|Jones was backed by crackhead Toronto Mayor Rob Ford.|
OK, you can understand Moore being thrown a bone by the Mayor in exchange for the last couple of years of faithful toadyism. That's what committee chairmanships are for, I suppose. Moore takes over doling out housing jobs and contracts from previous committee chair Ray Suarez who got his ass kicked in the 31st Ward election by Milly Santiago, before anyone could figure out how to get hold of hundreds of millions of unspent CHA dollars intended to house the city's homeless.
Jones replaces Michael Merchant, who is leaving for other "professional opportunities" after serving since 2013. Merchant replaced Charles Woodyard, who resigned in October 2013, at the same time that the CHA agreed to a $99,000 settlement with a former staffer who accused Woodyard of sexual harassment. Woodyard had been hired in 2011 to succeed CEO Lewis Jordan, who quit in June of that year in the wake of questions about his credit card use and big expense charges he ran up for meals and employee gifts.

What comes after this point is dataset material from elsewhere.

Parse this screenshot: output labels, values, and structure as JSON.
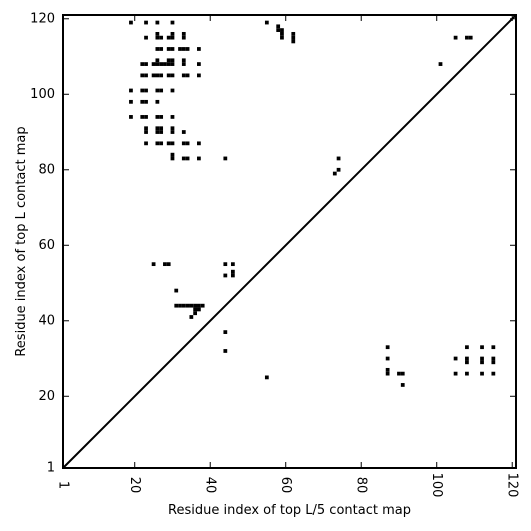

Four CHA directors in 4 years sounds a lot like Rahm's record for instability at CPS where he is about to appoint his 3rd full-time Chicago Public Schools CEO in four years and Chicago's 6th in 5 years.
"Gene Jones has a proven track record of being a solution-driven leader in public housing."But isn't that what he said about the last three? Let's look.

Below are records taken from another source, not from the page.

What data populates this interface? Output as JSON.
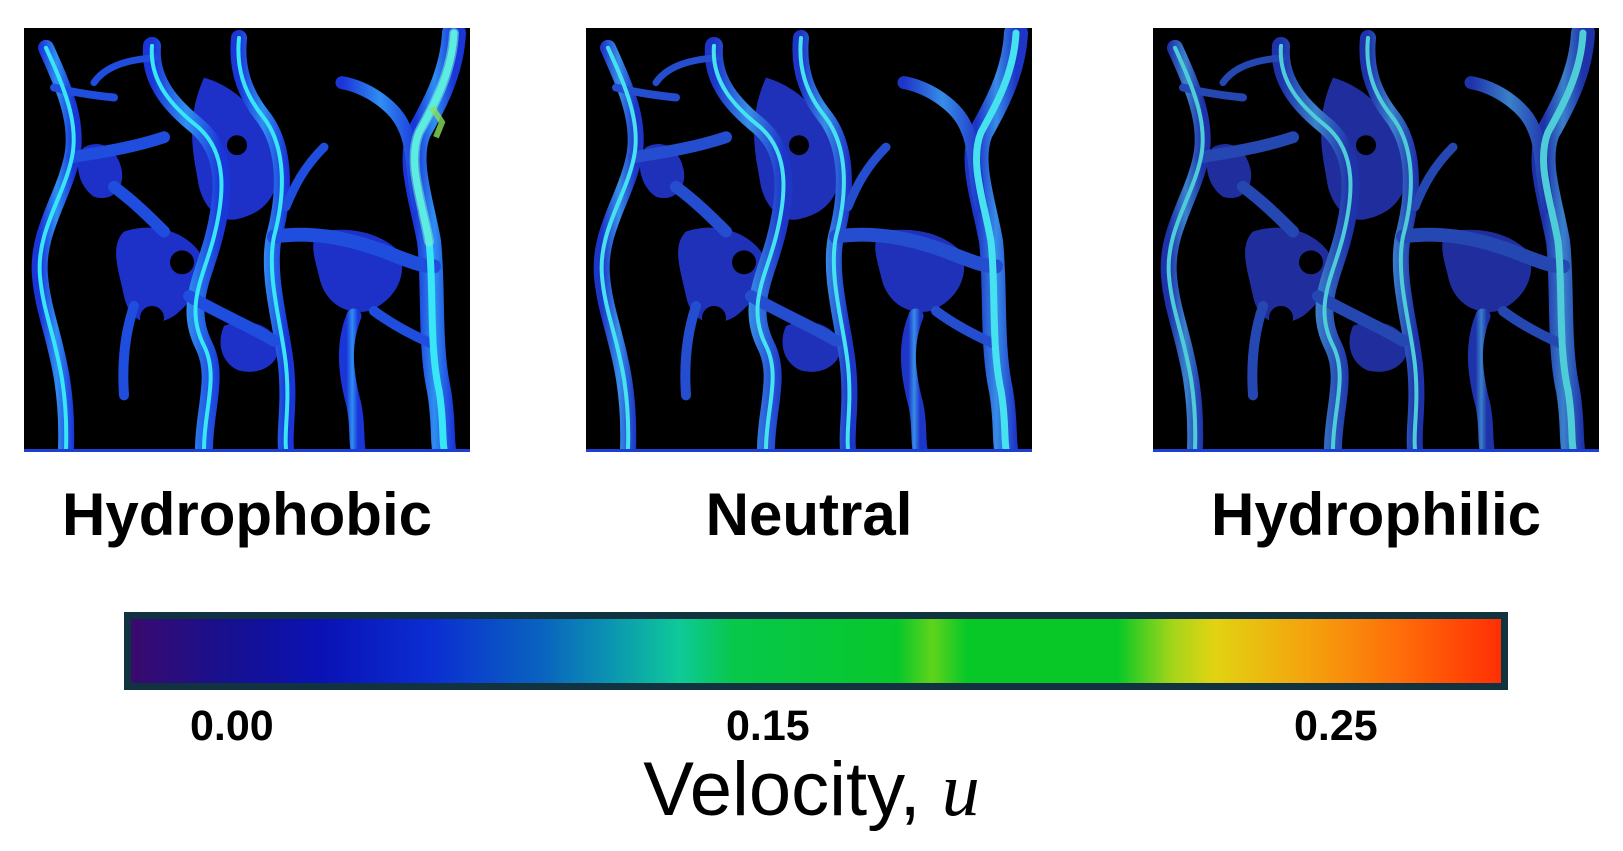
{
  "panels": [
    {
      "label": "Hydrophobic",
      "intensity": "high"
    },
    {
      "label": "Neutral",
      "intensity": "medium"
    },
    {
      "label": "Hydrophilic",
      "intensity": "low"
    }
  ],
  "colorbar": {
    "title_text": "Velocity, ",
    "title_variable": "u",
    "tick_labels": [
      "0.00",
      "0.15",
      "0.25"
    ],
    "colormap": [
      "#3a0a6e",
      "#0a12b5",
      "#0a63bf",
      "#0ec99a",
      "#07c826",
      "#e1d312",
      "#ff6a09",
      "#ff2f04"
    ]
  },
  "colors": {
    "background": "#000000",
    "channel_low": "#1a35d8",
    "channel_mid": "#2f8ef2",
    "channel_high": "#39e6f5",
    "colorbar_border": "#113340"
  }
}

Jones' last big job was up in Toronto where he was backed by crackhead Mayor Rob Ford and where, according to the Tribune, "he was key to executing three major housing projects". No pun intended, I'm sure. After all, we've already executed most of Chicago's public housing stock, driving thousands of black families from the city.
Here's what the Toronto Star had to say about Jones' departure:
Gene Jones Jr. has become the third Toronto Community Housing Corporation chief executive in its decade-long existence to have a career marked by scandal. After a scathing ombudsman’s report earlier this week, CEO Gene Jones resigned from the position, receiving a $200,000 severance settlement, in what board chair Bud Purves described as a mutual decision.

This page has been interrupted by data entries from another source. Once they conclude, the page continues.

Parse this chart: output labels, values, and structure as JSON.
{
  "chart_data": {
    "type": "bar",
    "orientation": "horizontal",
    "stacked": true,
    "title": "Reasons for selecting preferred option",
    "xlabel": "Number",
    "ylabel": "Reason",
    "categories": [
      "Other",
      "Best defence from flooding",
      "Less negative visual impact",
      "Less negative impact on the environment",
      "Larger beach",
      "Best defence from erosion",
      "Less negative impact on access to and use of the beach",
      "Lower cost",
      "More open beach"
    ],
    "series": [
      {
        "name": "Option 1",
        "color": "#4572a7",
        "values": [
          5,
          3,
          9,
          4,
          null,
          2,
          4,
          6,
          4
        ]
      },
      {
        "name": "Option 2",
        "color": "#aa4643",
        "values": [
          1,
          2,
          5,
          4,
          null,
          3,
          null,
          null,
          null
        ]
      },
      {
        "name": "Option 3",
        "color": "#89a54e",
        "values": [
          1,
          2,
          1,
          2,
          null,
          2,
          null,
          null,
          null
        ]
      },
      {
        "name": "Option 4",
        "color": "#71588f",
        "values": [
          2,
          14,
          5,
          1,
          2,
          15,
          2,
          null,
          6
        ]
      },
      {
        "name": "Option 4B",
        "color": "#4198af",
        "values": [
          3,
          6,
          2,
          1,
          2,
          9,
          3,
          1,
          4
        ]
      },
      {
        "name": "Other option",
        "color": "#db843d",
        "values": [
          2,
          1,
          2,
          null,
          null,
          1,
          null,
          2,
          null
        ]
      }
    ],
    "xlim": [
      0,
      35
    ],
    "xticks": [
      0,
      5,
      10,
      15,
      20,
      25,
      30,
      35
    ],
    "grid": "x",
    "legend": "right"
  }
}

Fiona Crean, the city’s ombudsman, released a report this week that said Jones and other senior executives at the housing agency flouted hiring rules, ignored conflicts of interest, gave managers sudden and unjustified raises, and fired people recklessly.In Indianapolis, where he served as executive director of the housing agency from 1997 to 2000, he would accompany police on raids into the community, donning a flak jacket. He would later do the same in Detroit.
Ah, perfect! Just what we need -- a public housing bureaucrat in a flak jacket.